Workers wait in line for food and work in the UAE during the pandemic.
A swift and smooth repatriation of the several thousand stranded Indians has been a key demand made by the UAE to India in recent weeks. With the evacuation finally getting underway, workers have heaved a sigh of relief, but it will be a massive logistical efforts—a fraught exercise at the best of times even between two countries that have historically enjoyed friendly relations. One of the signs of this bonhomie that has blossomed in recent years is the planned Indian pavilion—a four-storey showcase of the nation’s innovations and technologies across 5,000 years–at the Dubai Expo 2020, for which India has allocated $50 million.
All that will have to wait for another year, as Expo Dubai will now run from October 2021 to March 2022—a delay that will allow all 192 participating countries to safely navigate the pandemic. With Dubai aiming to complete 1.6 lakh hotel rooms in time for the mammoth event, Rameshwar hopes there will be plenty of opportunities to come back to. “The UAE has a special place for Indians. They have thrived here within the regulations of the country and mostly got along very well with the mix of populations here,” says Rima Sabban, associate professor of sociology at Dubai’s Zayed University.
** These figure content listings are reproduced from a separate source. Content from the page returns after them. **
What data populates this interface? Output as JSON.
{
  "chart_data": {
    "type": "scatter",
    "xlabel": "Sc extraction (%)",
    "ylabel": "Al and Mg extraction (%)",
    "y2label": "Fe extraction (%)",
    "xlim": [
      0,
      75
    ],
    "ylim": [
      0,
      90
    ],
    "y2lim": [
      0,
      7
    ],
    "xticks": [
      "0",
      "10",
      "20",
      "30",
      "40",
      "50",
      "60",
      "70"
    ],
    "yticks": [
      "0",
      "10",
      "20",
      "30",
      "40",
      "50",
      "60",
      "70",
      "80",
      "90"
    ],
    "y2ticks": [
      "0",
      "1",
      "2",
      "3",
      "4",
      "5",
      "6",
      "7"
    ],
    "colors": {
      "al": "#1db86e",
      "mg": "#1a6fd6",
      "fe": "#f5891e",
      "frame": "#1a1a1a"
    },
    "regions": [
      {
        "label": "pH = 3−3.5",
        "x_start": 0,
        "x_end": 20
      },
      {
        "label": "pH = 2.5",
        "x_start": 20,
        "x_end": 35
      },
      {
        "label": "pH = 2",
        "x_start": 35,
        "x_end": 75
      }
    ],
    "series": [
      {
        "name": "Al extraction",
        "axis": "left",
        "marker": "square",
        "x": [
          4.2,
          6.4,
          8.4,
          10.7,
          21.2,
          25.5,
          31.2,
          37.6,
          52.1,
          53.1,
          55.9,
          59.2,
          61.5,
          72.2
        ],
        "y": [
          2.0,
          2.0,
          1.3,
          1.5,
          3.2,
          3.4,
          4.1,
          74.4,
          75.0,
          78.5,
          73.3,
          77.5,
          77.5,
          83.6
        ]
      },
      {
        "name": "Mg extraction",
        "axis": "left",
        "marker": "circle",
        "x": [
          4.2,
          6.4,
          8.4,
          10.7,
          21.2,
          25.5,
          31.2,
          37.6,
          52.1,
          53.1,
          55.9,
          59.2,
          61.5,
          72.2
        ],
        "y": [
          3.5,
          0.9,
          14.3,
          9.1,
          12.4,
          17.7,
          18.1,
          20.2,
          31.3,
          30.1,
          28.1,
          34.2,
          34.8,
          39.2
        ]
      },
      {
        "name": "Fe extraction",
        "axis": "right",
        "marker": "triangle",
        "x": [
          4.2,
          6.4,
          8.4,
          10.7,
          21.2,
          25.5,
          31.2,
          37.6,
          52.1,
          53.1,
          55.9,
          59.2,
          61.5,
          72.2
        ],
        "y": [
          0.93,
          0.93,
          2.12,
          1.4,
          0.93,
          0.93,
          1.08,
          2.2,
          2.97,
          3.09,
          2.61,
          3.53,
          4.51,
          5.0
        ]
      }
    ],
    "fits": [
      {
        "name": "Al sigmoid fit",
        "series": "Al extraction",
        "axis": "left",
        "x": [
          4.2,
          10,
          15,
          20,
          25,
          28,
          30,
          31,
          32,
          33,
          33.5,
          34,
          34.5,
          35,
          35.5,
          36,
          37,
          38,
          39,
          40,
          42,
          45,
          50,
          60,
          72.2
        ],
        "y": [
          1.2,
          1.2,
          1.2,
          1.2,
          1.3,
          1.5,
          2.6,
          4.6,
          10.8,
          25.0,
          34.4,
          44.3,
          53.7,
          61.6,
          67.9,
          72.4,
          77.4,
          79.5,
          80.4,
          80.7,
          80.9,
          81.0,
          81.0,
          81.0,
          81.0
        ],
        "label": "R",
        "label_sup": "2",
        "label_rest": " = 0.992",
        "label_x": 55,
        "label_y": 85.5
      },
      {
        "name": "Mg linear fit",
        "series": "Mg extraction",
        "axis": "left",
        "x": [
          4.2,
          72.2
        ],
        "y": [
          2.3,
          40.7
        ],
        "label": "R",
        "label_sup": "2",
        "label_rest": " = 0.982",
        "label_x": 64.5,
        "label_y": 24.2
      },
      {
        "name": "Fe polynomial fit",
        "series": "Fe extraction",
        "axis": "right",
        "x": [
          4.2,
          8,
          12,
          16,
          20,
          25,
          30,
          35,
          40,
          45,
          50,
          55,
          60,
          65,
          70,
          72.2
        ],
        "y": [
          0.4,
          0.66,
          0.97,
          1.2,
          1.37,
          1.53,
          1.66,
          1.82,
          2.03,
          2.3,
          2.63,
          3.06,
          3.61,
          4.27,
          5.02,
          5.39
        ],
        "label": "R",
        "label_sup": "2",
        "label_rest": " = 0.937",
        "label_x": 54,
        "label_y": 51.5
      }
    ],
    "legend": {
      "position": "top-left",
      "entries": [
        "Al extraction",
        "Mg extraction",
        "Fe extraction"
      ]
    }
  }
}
“There will be short term pains for the returning Indian diaspora, but then in future there would be lots of opportunities for suitably skilled workers and countries like the UAE will be keen to welcome them back. The UAE has already built an infrastructure for 10 million people. So after an initial slowdown, a very vibrant economy will come from this region,” says K.V. Shamsudeen, chairman of the non-profit Pravasi Bandhu Welfare Trust in Dubai.
Neither Rameshwar nor Mohammad are giving up on the Dubai dream yet. “I came here with a plan to stay for four years. After 15 years, this feels like home and has given me the chance to build a life for my family. Of course, I will come back,” Rameshwar says.
Sameer is just hoping to keep off a repatriation flight. “Everybody here co-exists peacefully. Just one job… any job. Inshallah, I’ll get it and then there will be nothing else to worry about. Well, other than the virus,” he says.